When a person meditates, their breath and heart rates slow, blood pressure decreases, and the stresses of the day get set aside. Meditation can promote better focus, increased calm, and improved sleep. In seniors experiencing early dementia, mindful meditation can help stimulate memories – both long and short term. Research has shown that mindful meditation can reduce pain and potentially slow the progression of Alzheimer’s.
As you start to research which meditation style will work for your loved one, there are several to look at:
Mindfulness is the practice of just being in the moment without judgment of what that moment holds.
Guided Imagery focuses on calming mental images such as a beach, a favorite place, or person.
A Body Scan can be a useful tool to help our loved ones take account of where they are experiencing pain or discomfort on any given day. It is a practice where the meditator focuses on one body part at a time and notes how that body part is feeling in that moment. Your loved one may note such things as whether their foot, hand, arm, neck are hot or cold, tingling or calm, tense or loose.
Transcendental Meditation is the practice of focusing on a single word or sound that is repeated over and over to create a chant or mantra.
Metta is the loving-kindness meditation. It begins with developing kind thoughts and loving feelings inward. There are so many reasons for our loved ones to be disappointed with their failing health, mind, and bodies. This meditation restores for them a feeling of self-love. Once this has been mastered, it expands to encompass friends, family, acquaintances and, ultimately, people from whom they’ve become estranged.
If your senior is more mobile, there are meditation practices, such as tai chi, qigong or yoga, that combine the body and movement with breath and the silence of the mind. The slow and repetitive movements provide a similar mindfulness to the chants of Transcendental Meditation.
How to Start
Meditation is easy to start and forgiving in the process. It doesn’t seek perfection, only that the person practicing it keeps an open heart.
- Start with creating a regular time for the practice. Morning or midday are good times that allow the benefits to be felt through the rest of the day.
- Start with as few as 5 minutes and work towards a goal of 20 minutes a day. It doesn’t need to be the same amount of time each day.
- Meditation can be done sitting or lying down.
- Coach your loved one to take deep breaths from their diaphragm. The benefits of deep breathing include increased oxygen for their brain and blood.
- Focus on inhaling and exhaling as separate movements.
- Have your senior pay attention to any other physical sensations during the practice.
- While the focus should be on being in the moment, other thoughts that pop into their minds should be welcomed, acknowledged, and then allowed to move on without judgment.

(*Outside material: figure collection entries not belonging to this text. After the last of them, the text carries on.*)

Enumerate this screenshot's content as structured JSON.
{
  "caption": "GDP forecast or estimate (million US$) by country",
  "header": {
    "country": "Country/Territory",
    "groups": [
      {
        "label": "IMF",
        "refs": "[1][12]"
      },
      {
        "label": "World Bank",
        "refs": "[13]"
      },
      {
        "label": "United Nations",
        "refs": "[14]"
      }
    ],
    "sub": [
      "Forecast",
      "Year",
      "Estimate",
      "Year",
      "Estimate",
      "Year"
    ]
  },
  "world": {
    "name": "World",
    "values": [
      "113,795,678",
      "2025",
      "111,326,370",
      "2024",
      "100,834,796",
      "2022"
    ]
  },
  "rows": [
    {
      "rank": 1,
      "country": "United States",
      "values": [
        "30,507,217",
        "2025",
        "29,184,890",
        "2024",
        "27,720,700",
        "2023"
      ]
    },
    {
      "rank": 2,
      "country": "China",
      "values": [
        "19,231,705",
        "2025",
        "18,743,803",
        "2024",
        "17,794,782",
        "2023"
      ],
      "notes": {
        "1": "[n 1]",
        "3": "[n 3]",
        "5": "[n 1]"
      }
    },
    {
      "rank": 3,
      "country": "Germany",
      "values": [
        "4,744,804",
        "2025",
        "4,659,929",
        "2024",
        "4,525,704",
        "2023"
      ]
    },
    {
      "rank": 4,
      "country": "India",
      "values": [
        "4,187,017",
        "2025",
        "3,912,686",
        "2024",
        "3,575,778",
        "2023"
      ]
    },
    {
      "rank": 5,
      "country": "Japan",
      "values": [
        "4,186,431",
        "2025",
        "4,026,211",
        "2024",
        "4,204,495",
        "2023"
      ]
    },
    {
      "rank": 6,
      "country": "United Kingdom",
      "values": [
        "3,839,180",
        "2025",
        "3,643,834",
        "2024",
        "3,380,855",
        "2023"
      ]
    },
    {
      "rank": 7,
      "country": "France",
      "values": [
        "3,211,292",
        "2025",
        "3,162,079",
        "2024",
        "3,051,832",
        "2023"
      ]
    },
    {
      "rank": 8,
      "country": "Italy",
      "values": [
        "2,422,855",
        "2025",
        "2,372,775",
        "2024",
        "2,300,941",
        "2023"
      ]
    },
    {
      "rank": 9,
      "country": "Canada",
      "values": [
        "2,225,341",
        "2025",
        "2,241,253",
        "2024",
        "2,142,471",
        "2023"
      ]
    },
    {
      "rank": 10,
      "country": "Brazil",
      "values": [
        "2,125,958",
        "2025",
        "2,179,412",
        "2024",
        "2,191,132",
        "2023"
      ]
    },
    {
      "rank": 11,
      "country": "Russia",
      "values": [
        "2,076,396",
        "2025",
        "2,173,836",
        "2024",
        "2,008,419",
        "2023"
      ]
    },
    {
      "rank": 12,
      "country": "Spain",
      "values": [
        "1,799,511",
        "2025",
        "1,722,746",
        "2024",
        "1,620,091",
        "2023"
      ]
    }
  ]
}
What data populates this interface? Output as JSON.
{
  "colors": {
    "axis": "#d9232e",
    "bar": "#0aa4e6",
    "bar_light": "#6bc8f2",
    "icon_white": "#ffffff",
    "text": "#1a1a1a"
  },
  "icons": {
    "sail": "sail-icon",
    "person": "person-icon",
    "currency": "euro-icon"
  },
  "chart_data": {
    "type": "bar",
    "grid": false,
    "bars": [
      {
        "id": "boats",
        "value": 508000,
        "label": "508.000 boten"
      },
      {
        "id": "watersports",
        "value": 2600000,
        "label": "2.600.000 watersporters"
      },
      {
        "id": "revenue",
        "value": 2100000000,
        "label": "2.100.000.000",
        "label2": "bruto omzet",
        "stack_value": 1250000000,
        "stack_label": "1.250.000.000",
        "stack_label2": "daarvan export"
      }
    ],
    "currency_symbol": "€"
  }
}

- Some people are aided by using quiet music or nature sounds. Others prefer quiet. Some welcome a guided meditation where you (or a podcast, YouTube channel, or purchased meditation) quietly guide them through the above. Others prefer to sit and guide their thoughts on their own. There is no right or wrong.
- If you are choosing to guide your loved one through this process, remember to offer yourself the same acceptance and mindfulness that you are asking them to have. Take it slowly and don’t judge if it isn’t done perfectly.
Caregivers benefit too
As a caregiver for your loved one, you can also benefit from the calm, acceptance, and lowered stress of meditation. Consider setting aside a moment each day to either meditate while your loved one naps, or as a shared exercise with them. Studies have shown that only 8 weeks of regular practice create improvements in mental focus and decreased anxiety.